Hoppa till huvudinnehåll

Events

 


April, 23, 2024: Approaches to Corpus Searches. 

Two guest talks (á 30 mins), two in-house mini-talks (á 5-10 mins) and a panel discussion (≈30 min)

  • Time: 10:15-12:00
  • Place: University of Gothenburg, Humanisten. Room J233

Talks:

Špela Arhar Holdt, University of Ljubljana, Slovenia

Title: A specialised concordancer for corpora with annotated language corrections
 
Abstract: In this presentation, we introduce a new specialized concordancer for corpora with annotated language corrections (e.g. learner and developmental corpora). Through a variety of search scenarios, we'll show the tool’s capabilities, emphasizing how users can easily search and examine features of both the learner and the corrected texts. The concordancer serves as a complement to the Svala annotation system and the newly proposed XML TEI guidelines for these corpora, bridging the gap between data annotation and analysis. Warmly welcome!

Johannes Graën, University of Zurich, Switzerland

Title: LCP -- the LiRI Corpus Platform

Abstract: Over the past three years, we have been developing a novel technology for querying corpora of different kinds. We found that, although plenty  of specialized tools are freely available (CWB, ANNIS, NoSketchEngine, etc.), none of them are suitable for large corpora (> 1b tokens) or  multimodal data (audio, video, images) effectively. Furthermore, the  query languages supported by those tools vary in terms of expressiveness.

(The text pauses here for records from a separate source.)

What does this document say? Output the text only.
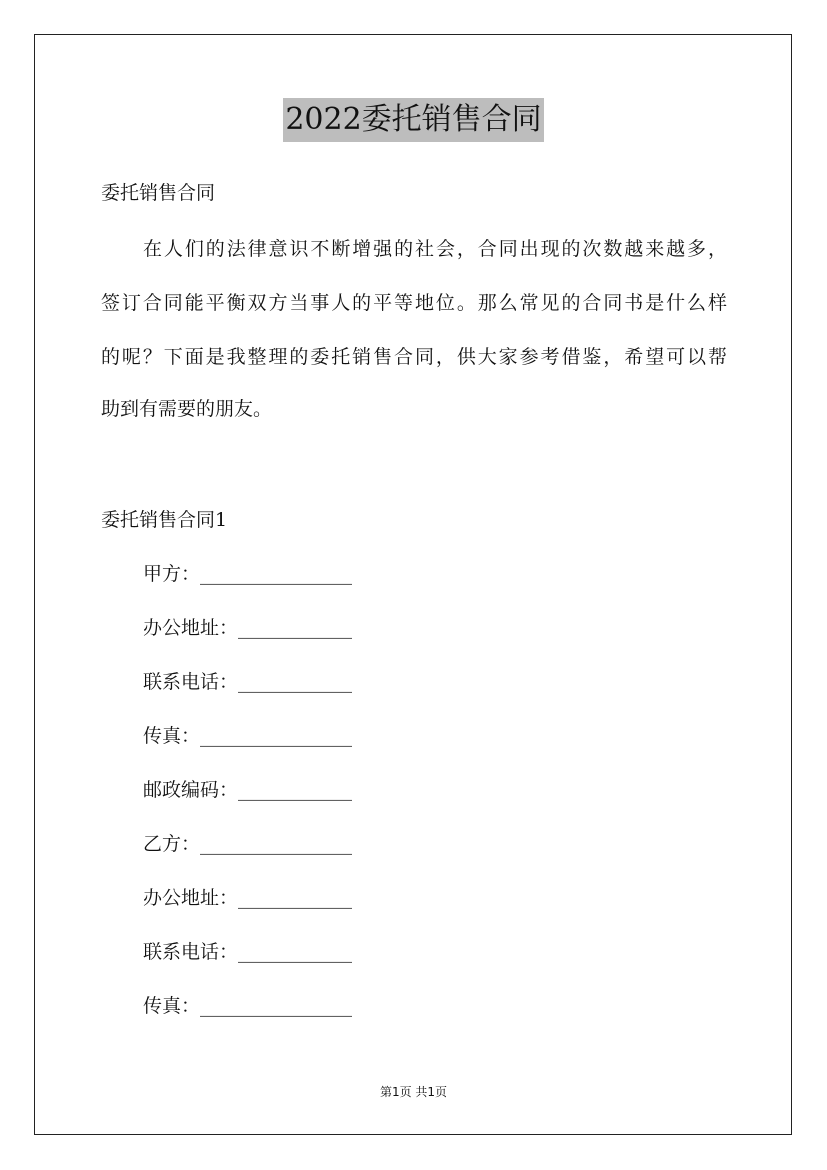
2022委托销售合同
委托销售合同
在人们的法律意识不断增强的社会，合同出现的次数越来越多，
签订合同能平衡双方当事人的平等地位。那么常见的合同书是什么样
的呢？下面是我整理的委托销售合同，供大家参考借鉴，希望可以帮
助到有需要的朋友。
委托销售合同1
甲方：________________
办公地址：____________
联系电话：____________
传真：________________
邮政编码：____________
乙方：________________
办公地址：____________
联系电话：____________
传真：________________
第1页 共1页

Our corpus platform LCP is designed to cater to the diverse needs of  linguists and researchers from related fields. Its modular structure  enables the creation of customized user interfaces on top of a shared  infrastructure, while allowing users to import corpora with tailored structures.

Yousuf Ali Mohammed, Språkbanken Text, Sweden

Title: Strix -- for wiser text visualisation

Abstract: Strix is a text visualisation tool currently developed at Språkbanken Text. This tool gives the opportunity to researchers, teachers, students and others who work on text data, to visualise the whole document (or text) together with the annotations on text level, sentence level and word level. The current version of Strix has a simple search functionality (word or phrase) and filtering option based on the metadata attributes. Statistics on the corpus level and each document level makes it easy to analyse and understand the content in the data. Users can import and analyse their own collections of data in Strix through Mink, and they can also get a collection of similar documents. The long term goal is to have all the open access data in Strix that is currently available in Korp.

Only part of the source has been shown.